How do you choose the singers?
After composing a melody, I feel instantly that I would like to hear a particular voice in a particular song.
Do you prefer working on the tunes first and then fitting the lyrics or composing music on the lyrics given?
Tunes first, in fact the lyricists I have worked with like Amitabh (Bhattacharya) and Swanand (Kirkire) also ask for the tunes first. I do it other way around as well, like I did it for Chillar Party.
The song ‘Tai Tai Phish’ was loved by children, was it composed with Ranbir Kapoor in mind?
The song was composed three years ago for a different character, Fatka, in the film, but then Vikas (Bahl) came to me and said Ranbir wants to do an item song on it. So I changed it a little and recreated the first few lines.

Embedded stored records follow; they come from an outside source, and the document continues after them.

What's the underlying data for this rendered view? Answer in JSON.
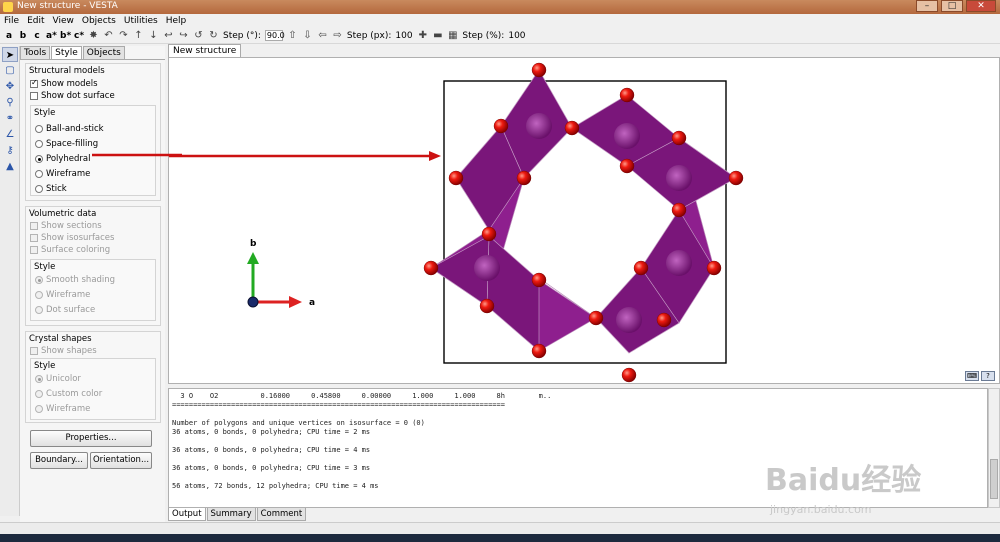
{
  "window": {
    "title": "New structure - VESTA"
  },
  "menu": [
    "File",
    "Edit",
    "View",
    "Objects",
    "Utilities",
    "Help"
  ],
  "toolbar": {
    "axes": [
      "a",
      "b",
      "c",
      "a*",
      "b*",
      "c*"
    ],
    "step_deg_label": "Step (°):",
    "step_deg_value": "90.0",
    "step_px_label": "Step (px):",
    "step_px_value": "100",
    "step_pct_label": "Step (%):",
    "step_pct_value": "100"
  },
  "panel": {
    "tabs": [
      "Tools",
      "Style",
      "Objects"
    ],
    "structural_models": {
      "title": "Structural models",
      "show_models": "Show models",
      "show_dot_surface": "Show dot surface",
      "style_title": "Style",
      "styles": [
        "Ball-and-stick",
        "Space-filling",
        "Polyhedral",
        "Wireframe",
        "Stick"
      ]
    },
    "volumetric": {
      "title": "Volumetric data",
      "show_sections": "Show sections",
      "show_isosurfaces": "Show isosurfaces",
      "surface_coloring": "Surface coloring",
      "style_title": "Style",
      "styles": [
        "Smooth shading",
        "Wireframe",
        "Dot surface"
      ]
    },
    "crystal": {
      "title": "Crystal shapes",
      "show_shapes": "Show shapes",
      "style_title": "Style",
      "styles": [
        "Unicolor",
        "Custom color",
        "Wireframe"
      ]
    },
    "buttons": {
      "properties": "Properties...",
      "boundary": "Boundary...",
      "orientation": "Orientation..."
    }
  },
  "viewport": {
    "tab": "New structure",
    "axis_a": "a",
    "axis_b": "b",
    "colors": {
      "polyhedra": "#8e1f8e",
      "atoms": "#dd1111",
      "cell": "#000000",
      "arrow": "#cc1111",
      "axis_a": "#dd2222",
      "axis_b": "#22aa22",
      "origin": "#1a2a6a"
    }
  },
  "output": {
    "lines": [
      "  3 O    O2          0.16000     0.45800     0.00000     1.000     1.000     8h        m..",
      "===============================================================================",
      "",
      "Number of polygons and unique vertices on isosurface = 0 (0)",
      "36 atoms, 0 bonds, 0 polyhedra; CPU time = 2 ms",
      "",
      "36 atoms, 0 bonds, 0 polyhedra; CPU time = 4 ms",
      "",
      "36 atoms, 0 bonds, 0 polyhedra; CPU time = 3 ms",
      "",
      "56 atoms, 72 bonds, 12 polyhedra; CPU time = 4 ms"
    ],
    "tabs": [
      "Output",
      "Summary",
      "Comment"
    ]
  },
  "watermark": {
    "text": "Baidu经验",
    "url": "jingyan.baidu.com"
  }
}
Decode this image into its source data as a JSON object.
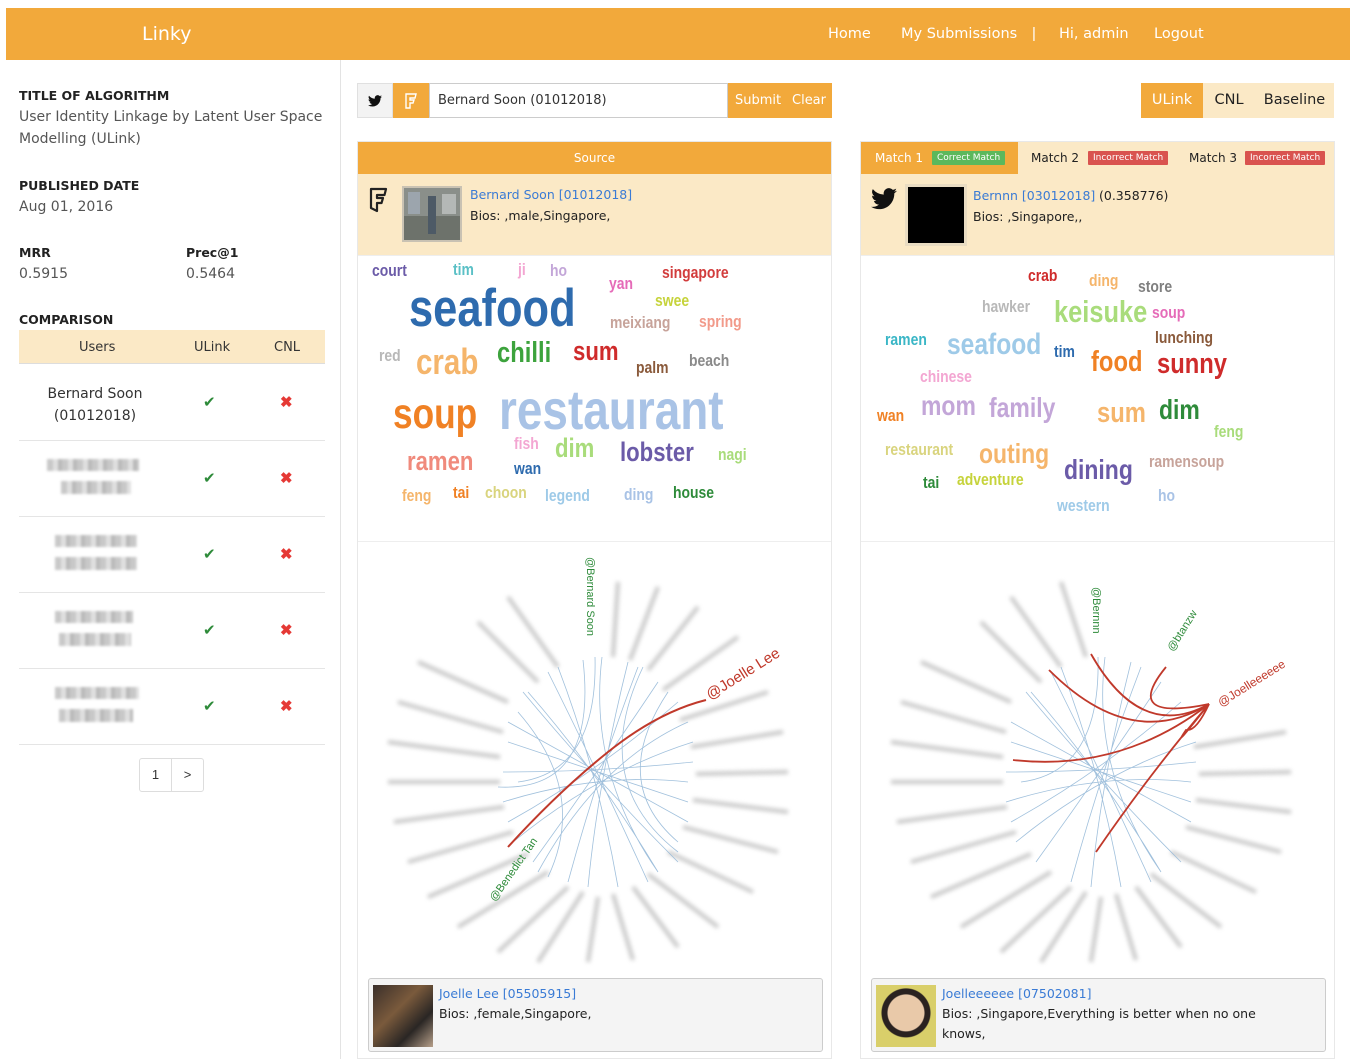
{
  "nav": {
    "brand": "Linky",
    "home": "Home",
    "submissions": "My Submissions",
    "separator": "|",
    "greeting": "Hi, admin",
    "logout": "Logout"
  },
  "sidebar": {
    "title_heading": "TITLE OF ALGORITHM",
    "title_line1": "User Identity Linkage by Latent User Space",
    "title_line2": "Modelling (ULink)",
    "date_heading": "PUBLISHED DATE",
    "date": "Aug 01, 2016",
    "mrr_heading": "MRR",
    "mrr": "0.5915",
    "prec_heading": "Prec@1",
    "prec": "0.5464",
    "comparison_heading": "COMPARISON",
    "table_headers": [
      "Users",
      "ULink",
      "CNL"
    ],
    "rows": [
      {
        "user_line1": "Bernard Soon",
        "user_line2": "(01012018)",
        "ulink": "✔",
        "cnl": "✖"
      },
      {
        "user_line1": "",
        "user_line2": "",
        "ulink": "✔",
        "cnl": "✖"
      },
      {
        "user_line1": "",
        "user_line2": "",
        "ulink": "✔",
        "cnl": "✖"
      },
      {
        "user_line1": "",
        "user_line2": "",
        "ulink": "✔",
        "cnl": "✖"
      },
      {
        "user_line1": "",
        "user_line2": "",
        "ulink": "✔",
        "cnl": "✖"
      }
    ],
    "pager": {
      "page": "1",
      "next": ">"
    }
  },
  "search": {
    "value": "Bernard Soon (01012018)",
    "submit": "Submit",
    "clear": "Clear",
    "icons": [
      "twitter-icon",
      "foursquare-icon"
    ]
  },
  "algo_tabs": [
    "ULink",
    "CNL",
    "Baseline"
  ],
  "source": {
    "header": "Source",
    "name": "Bernard Soon [01012018]",
    "bio": "Bios: ,male,Singapore,",
    "graph_labels": [
      "@Bernard Soon",
      "@Joelle Lee",
      "@Benedict Tan"
    ],
    "friend_name": "Joelle Lee [05505915]",
    "friend_bio": "Bios: ,female,Singapore,"
  },
  "match": {
    "tabs": [
      {
        "label": "Match 1",
        "badge": "Correct Match"
      },
      {
        "label": "Match 2",
        "badge": "Incorrect Match"
      },
      {
        "label": "Match 3",
        "badge": "Incorrect Match"
      }
    ],
    "name": "Bernnn [03012018]",
    "score": "(0.358776)",
    "bio": "Bios: ,Singapore,,",
    "graph_labels": [
      "@Bernnn",
      "@btanzw",
      "@Joelleeeeee"
    ],
    "friend_name": "Joelleeeeee [07502081]",
    "friend_bio_line1": "Bios: ,Singapore,Everything is better when no one",
    "friend_bio_line2": "knows,"
  },
  "colors": {
    "accent": "#F2A93B",
    "accent_light": "#FBE9C6",
    "link": "#3a7bd5",
    "correct": "#5cb85c",
    "incorrect": "#d9534f"
  }
}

On an average how much time it takes to complete a film album with five or six songs?
It takes a lot of time and since I do the arranging and background score myself, it leaves very little time to do other things like ads or live shows, which I would love to do otherwise.
Have you stopped doing advertisements and jingles owing to your busy schedule?
No, I still get some time. Like last year, I did a jingle for Fanta and recently one for Dish TV campaign but I can’t do much now because films take a lot of my time.